PL186117B1 - Optical radiation condenser - Google Patents

Abstract

1 Optical radiation concentrator containing coaxially juxtaposed mirrors transforming the intensity of it radiation, characterized in that it has a convex mirror (2) with an outer shape conical surface and the mirror the concave (1) has an internal shape conical surface.

Description

The subject of the invention is an optical radiation concentrator, intended for the production of a coherent beam of light rays with a high radiation intensity and in the part of the electromagnetic wave spectrum which relates to visible light radiation.

Known optical devices, most often used to produce a coherent beam of high intensity light are reflectors and lasers. Reflectors are devices that generate a coherent beam of light in the full spectrum of electromagnetic light waves, i.e. visible waves, while lasers produce a beam of monochromatic light, often with a selected and fixed polarization state.

The technical solution of a typical reflector is characterized by the fact that such a reflector comprises a reflector made in the form of a segment of a spherical rotating surface, in the focus of which a point light source is placed. Light rays emitted multidirectionally from a light source, after reflection from the surface of a reflector, also known as a mirror, form a coherent beam of parallel light rays with a high luminous flux intensity. On the other hand, those light rays, which were emitted but were not reflected on the reflector, create scattered radiation, visible in the solid angle, determined by the position of the light source in relation to the reflector's periphery.

The mentioned technical features of a typical reflector producing a coherent beam of light radiation are known, for example, from Polish patent description No. 157 339.

Lasers of various designs and purposes are also used to produce a coherent beam of high intensity light.

The light beam produced by lasers is characterized by remarkable coherence and lack of scattered radiation, and it is also a beam of monochromatic light with a strictly defined wavelength. The angle of divergence of the beam depends on the shape of the laser resonator, but usually the value of this angle does not exceed a few milliradians.

The essential technical features of a solid-state laser are disclosed in the description and drawing on pages 297 and 298 of the book "Optical instruments"; J. Chalęcki; WNT 1979 The laser known from this book contains a coaxial light source and a ruby rod, placed inside a transparent tube, also filled with a transparent coolant, the tube with the above-mentioned elements located inside and along the longitudinal axis of an ellipsoidal mirror surface called a resonator.

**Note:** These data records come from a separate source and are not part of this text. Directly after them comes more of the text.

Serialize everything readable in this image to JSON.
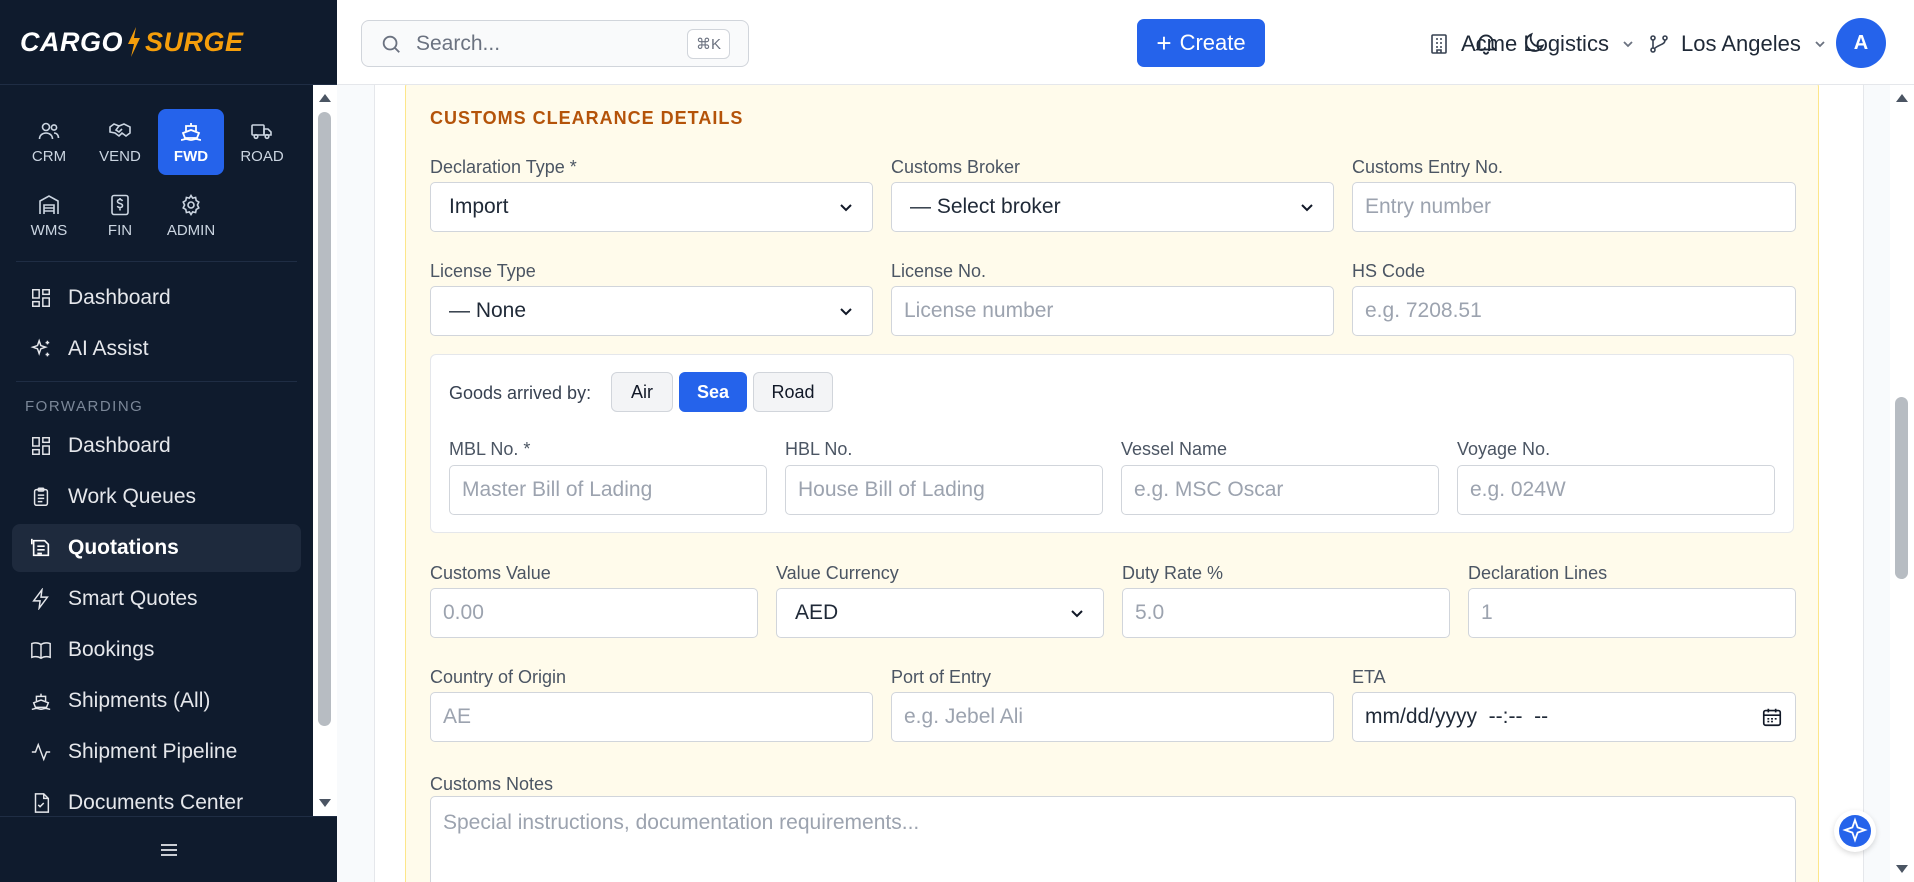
{
  "brand": {
    "part1": "CARGO",
    "part2": "SURGE"
  },
  "modules": [
    {
      "label": "CRM",
      "icon": "users-icon"
    },
    {
      "label": "VEND",
      "icon": "handshake-icon"
    },
    {
      "label": "FWD",
      "icon": "ship-icon",
      "active": true
    },
    {
      "label": "ROAD",
      "icon": "truck-icon"
    },
    {
      "label": "WMS",
      "icon": "warehouse-icon"
    },
    {
      "label": "FIN",
      "icon": "receipt-icon"
    },
    {
      "label": "ADMIN",
      "icon": "gear-icon"
    }
  ],
  "nav_top": [
    {
      "label": "Dashboard",
      "icon": "dashboard-icon"
    },
    {
      "label": "AI Assist",
      "icon": "sparkle-icon"
    }
  ],
  "nav_section": "FORWARDING",
  "nav_forwarding": [
    {
      "label": "Dashboard",
      "icon": "dashboard-icon"
    },
    {
      "label": "Work Queues",
      "icon": "clipboard-icon"
    },
    {
      "label": "Quotations",
      "icon": "quotation-icon",
      "active": true
    },
    {
      "label": "Smart Quotes",
      "icon": "bolt-icon"
    },
    {
      "label": "Bookings",
      "icon": "book-icon"
    },
    {
      "label": "Shipments (All)",
      "icon": "ship-icon"
    },
    {
      "label": "Shipment Pipeline",
      "icon": "pulse-icon"
    },
    {
      "label": "Documents Center",
      "icon": "document-icon"
    }
  ],
  "topbar": {
    "search_placeholder": "Search...",
    "search_shortcut": "⌘K",
    "create_label": "Create",
    "company": "Acme Logistics",
    "branch": "Los Angeles",
    "avatar_initial": "A"
  },
  "customs": {
    "title": "CUSTOMS CLEARANCE DETAILS",
    "declaration_type_label": "Declaration Type *",
    "declaration_type_value": "Import",
    "customs_broker_label": "Customs Broker",
    "customs_broker_value": "— Select broker",
    "customs_entry_label": "Customs Entry No.",
    "customs_entry_placeholder": "Entry number",
    "license_type_label": "License Type",
    "license_type_value": "— None",
    "license_no_label": "License No.",
    "license_no_placeholder": "License number",
    "hs_code_label": "HS Code",
    "hs_code_placeholder": "e.g. 7208.51",
    "goods_arrived_label": "Goods arrived by:",
    "modes": [
      "Air",
      "Sea",
      "Road"
    ],
    "active_mode": "Sea",
    "mbl_label": "MBL No. *",
    "mbl_placeholder": "Master Bill of Lading",
    "hbl_label": "HBL No.",
    "hbl_placeholder": "House Bill of Lading",
    "vessel_label": "Vessel Name",
    "vessel_placeholder": "e.g. MSC Oscar",
    "voyage_label": "Voyage No.",
    "voyage_placeholder": "e.g. 024W",
    "customs_value_label": "Customs Value",
    "customs_value_placeholder": "0.00",
    "value_currency_label": "Value Currency",
    "value_currency_value": "AED",
    "duty_rate_label": "Duty Rate %",
    "duty_rate_placeholder": "5.0",
    "declaration_lines_label": "Declaration Lines",
    "declaration_lines_placeholder": "1",
    "origin_label": "Country of Origin",
    "origin_placeholder": "AE",
    "port_label": "Port of Entry",
    "port_placeholder": "e.g. Jebel Ali",
    "eta_label": "ETA",
    "eta_placeholder": "mm/dd/yyyy  --:--  --",
    "notes_label": "Customs Notes",
    "notes_placeholder": "Special instructions, documentation requirements..."
  },
  "colors": {
    "sidebar_bg": "#0f1b2d",
    "accent": "#2563eb",
    "section_bg": "#fffbeb",
    "section_title": "#b45309"
  }
}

The light emitted from the light source and reflected from the mirror surface accumulates inside the ruby rod, causing the state of excitation of the chromium ions contained in the rod, and after exceeding a certain value of this state, a pulse emission of a coherent and mono-chromatic light beam with high luminous flux occurs.

186 117

Another technical solution of the device for changing the intensity and generating a beam of parallel rays is known from the Polish patent specification No. 78 483.

This device, called an optical condenser, consists of two concave mirrors with the shape of a sphere sector and a common optical axis, which are positioned in opposition to each other.

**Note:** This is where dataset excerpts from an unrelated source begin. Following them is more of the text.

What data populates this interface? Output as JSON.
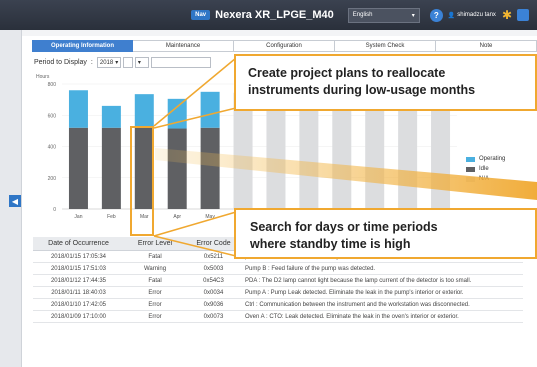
{
  "topbar": {
    "badge": "Nav",
    "instrument_title": "Nexera XR_LPGE_M40",
    "language": "English",
    "help": "?",
    "user": "shimadzu tanx"
  },
  "tabs": [
    {
      "label": "Operating Information",
      "active": true
    },
    {
      "label": "Maintenance",
      "active": false
    },
    {
      "label": "Configuration",
      "active": false
    },
    {
      "label": "System Check",
      "active": false
    },
    {
      "label": "Note",
      "active": false
    }
  ],
  "period": {
    "label": "Period to Display",
    "year": "2018",
    "month": "",
    "extra": ""
  },
  "chart_data": {
    "type": "bar",
    "stacked": true,
    "ylabel": "Hours",
    "ylim": [
      0,
      800
    ],
    "yticks": [
      0,
      200,
      400,
      600,
      800
    ],
    "categories": [
      "Jan",
      "Feb",
      "Mar",
      "Apr",
      "May",
      "",
      "",
      "",
      "",
      "",
      "",
      ""
    ],
    "series": [
      {
        "name": "Idle",
        "color": "#5f6063",
        "values": [
          520,
          520,
          525,
          515,
          520,
          0,
          0,
          0,
          0,
          0,
          0,
          0
        ]
      },
      {
        "name": "Operating",
        "color": "#4ab0e0",
        "values": [
          240,
          140,
          210,
          190,
          230,
          0,
          0,
          0,
          0,
          0,
          0,
          0
        ]
      },
      {
        "name": "N/A",
        "color": "#dcdddf",
        "values": [
          0,
          0,
          0,
          0,
          0,
          744,
          744,
          744,
          744,
          744,
          744,
          744
        ]
      }
    ]
  },
  "legend": [
    {
      "label": "Operating",
      "color": "#4ab0e0"
    },
    {
      "label": "Idle",
      "color": "#5f6063"
    },
    {
      "label": "N/A",
      "color": "#dcdddf"
    }
  ],
  "table": {
    "headers": [
      "Date of Occurrence",
      "Error Level",
      "Error Code",
      ""
    ],
    "rows": [
      [
        "2018/01/15 17:05:34",
        "Fatal",
        "0x5211",
        "pressure control for the abnormality was detected."
      ],
      [
        "2018/01/15 17:51:03",
        "Warning",
        "0x5003",
        "Pump B : Feed failure of the pump was detected."
      ],
      [
        "2018/01/12 17:44:35",
        "Fatal",
        "0x54C3",
        "PDA : The D2 lamp cannot light because the lamp current of the detector is too small."
      ],
      [
        "2018/01/11 18:40:03",
        "Error",
        "0x0034",
        "Pump A : Pump Leak detected. Eliminate the leak in the pump's interior or exterior."
      ],
      [
        "2018/01/10 17:42:05",
        "Error",
        "0x9036",
        "Ctrl : Communication between the instrument and the workstation was disconnected."
      ],
      [
        "2018/01/09 17:10:00",
        "Error",
        "0x0073",
        "Oven A : CTO: Leak detected. Eliminate the leak in the oven's interior or exterior."
      ]
    ]
  },
  "callouts": {
    "top_line1": "Create project plans to reallocate",
    "top_line2": "instruments during low-usage months",
    "bottom_line1": "Search for days or time periods",
    "bottom_line2": "where standby time is high"
  },
  "icons": [
    "dropdown-arrow-icon",
    "help-icon",
    "user-icon",
    "gear-icon",
    "window-icon",
    "left-arrow-icon"
  ]
}
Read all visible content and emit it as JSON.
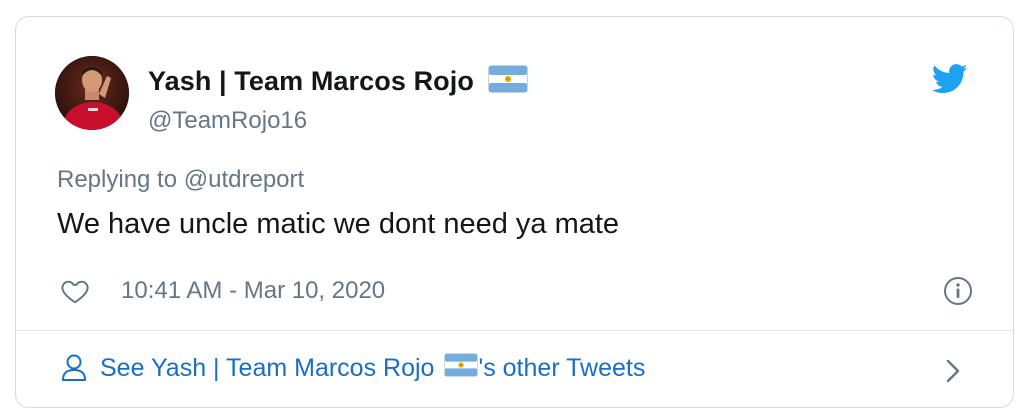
{
  "tweet": {
    "author": {
      "display_name": "Yash | Team Marcos Rojo",
      "handle": "@TeamRojo16",
      "avatar_alt": "profile photo",
      "flag": "argentina-flag"
    },
    "reply_prefix": "Replying to",
    "reply_to": "@utdreport",
    "text": "We have uncle matic we dont need ya mate",
    "timestamp": "10:41 AM - Mar 10, 2020"
  },
  "footer": {
    "link_prefix": "See Yash | Team Marcos Rojo",
    "link_suffix": "'s other Tweets"
  },
  "colors": {
    "twitter_blue": "#1da1f2",
    "link_blue": "#1b6ec2",
    "text_primary": "#14171a",
    "text_secondary": "#657786",
    "border": "#d5dbe0",
    "flag_blue": "#74acdf",
    "flag_sun": "#f6b40e"
  },
  "icons": {
    "brand": "twitter-bird-icon",
    "like": "heart-icon",
    "info": "info-icon",
    "profile": "user-icon",
    "more": "chevron-right-icon"
  }
}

The focal points of both mirrors coincide with each other, and one of these focusing mirrors has a centric hole with the diameter of the output beam reflected by the other mirror with a smaller diameter.

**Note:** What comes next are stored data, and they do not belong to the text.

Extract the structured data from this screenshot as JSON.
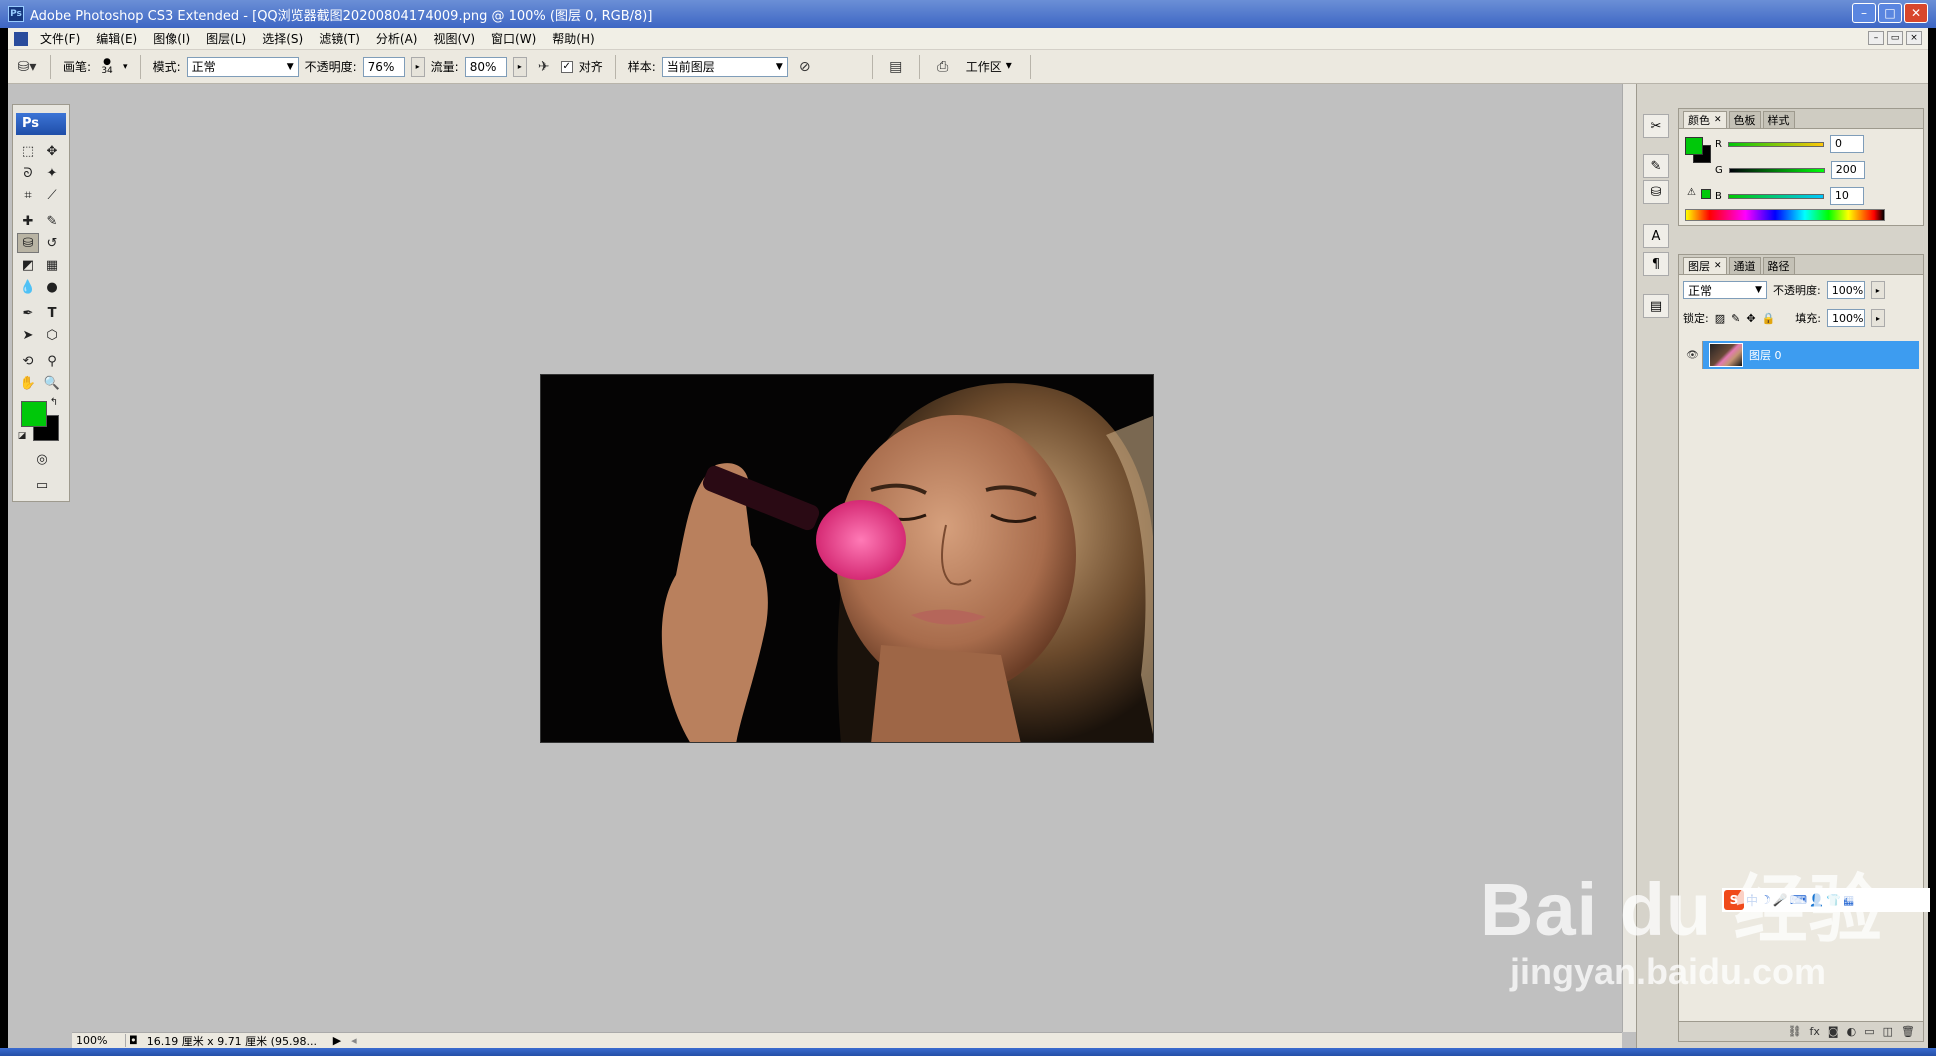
{
  "window": {
    "title": "Adobe Photoshop CS3 Extended - [QQ浏览器截图20200804174009.png @ 100% (图层 0, RGB/8)]",
    "app_icon": "Ps",
    "controls": {
      "minimize": "–",
      "maximize": "□",
      "close": "✕"
    }
  },
  "menu": {
    "items": [
      "文件(F)",
      "编辑(E)",
      "图像(I)",
      "图层(L)",
      "选择(S)",
      "滤镜(T)",
      "分析(A)",
      "视图(V)",
      "窗口(W)",
      "帮助(H)"
    ],
    "doc_controls": {
      "minimize": "–",
      "restore": "▭",
      "close": "×"
    }
  },
  "options_bar": {
    "brush_label": "画笔:",
    "brush_size": "34",
    "mode_label": "模式:",
    "mode_value": "正常",
    "opacity_label": "不透明度:",
    "opacity_value": "76%",
    "flow_label": "流量:",
    "flow_value": "80%",
    "aligned_label": "对齐",
    "aligned_checked": true,
    "sample_label": "样本:",
    "sample_value": "当前图层",
    "workspace_label": "工作区"
  },
  "toolbox": {
    "logo": "Ps",
    "foreground_color": "#00c80a",
    "background_color": "#000000",
    "tools": [
      "marquee-icon",
      "move-icon",
      "lasso-icon",
      "magic-wand-icon",
      "crop-icon",
      "slice-icon",
      "healing-brush-icon",
      "brush-icon",
      "clone-stamp-icon",
      "history-brush-icon",
      "eraser-icon",
      "gradient-icon",
      "blur-icon",
      "dodge-icon",
      "pen-icon",
      "type-icon",
      "path-selection-icon",
      "shape-icon",
      "3d-rotate-icon",
      "eyedropper-icon",
      "hand-icon",
      "zoom-icon"
    ],
    "selected_tool": "clone-stamp-icon"
  },
  "status": {
    "zoom": "100%",
    "doc_info": "16.19 厘米 x 9.71 厘米 (95.98..."
  },
  "color_panel": {
    "tabs": [
      "颜色",
      "色板",
      "样式"
    ],
    "active_tab": "颜色",
    "r_label": "R",
    "r_value": "0",
    "g_label": "G",
    "g_value": "200",
    "b_label": "B",
    "b_value": "10",
    "fg_color": "#00c80a"
  },
  "layers_panel": {
    "tabs": [
      "图层",
      "通道",
      "路径"
    ],
    "active_tab": "图层",
    "blend_mode": "正常",
    "opacity_label": "不透明度:",
    "opacity_value": "100%",
    "lock_label": "锁定:",
    "fill_label": "填充:",
    "fill_value": "100%",
    "layers": [
      {
        "name": "图层 0",
        "visible": true,
        "selected": true
      }
    ]
  },
  "watermark": {
    "line1": "Bai du 经验",
    "line2": "jingyan.baidu.com"
  },
  "ime": {
    "badge": "S",
    "text": "中"
  },
  "colors": {
    "title_bar": "#3d66c4",
    "selection": "#3d9cf0",
    "workspace": "#c0c0c0",
    "brush_pink": "#e3407f"
  }
}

The essence of the invention consists in the fact that the intensity of the coherent light beam is changed by means of a concentrator composed of a concave mirror with the shape of the inner surface of a truncated cone and a convex mirror coaxial with it having the shape of an outer conical surface. An essential feature of the invention is also the fact that the apex angle of the conical surface of both mirrors is identical, and the diameter of the base of the convex mirror is equal to or smaller than the diameter of the hole in the concave mirror. Another important feature of the invention is that the width of the periphery of the conical surface of both mirrors is the same.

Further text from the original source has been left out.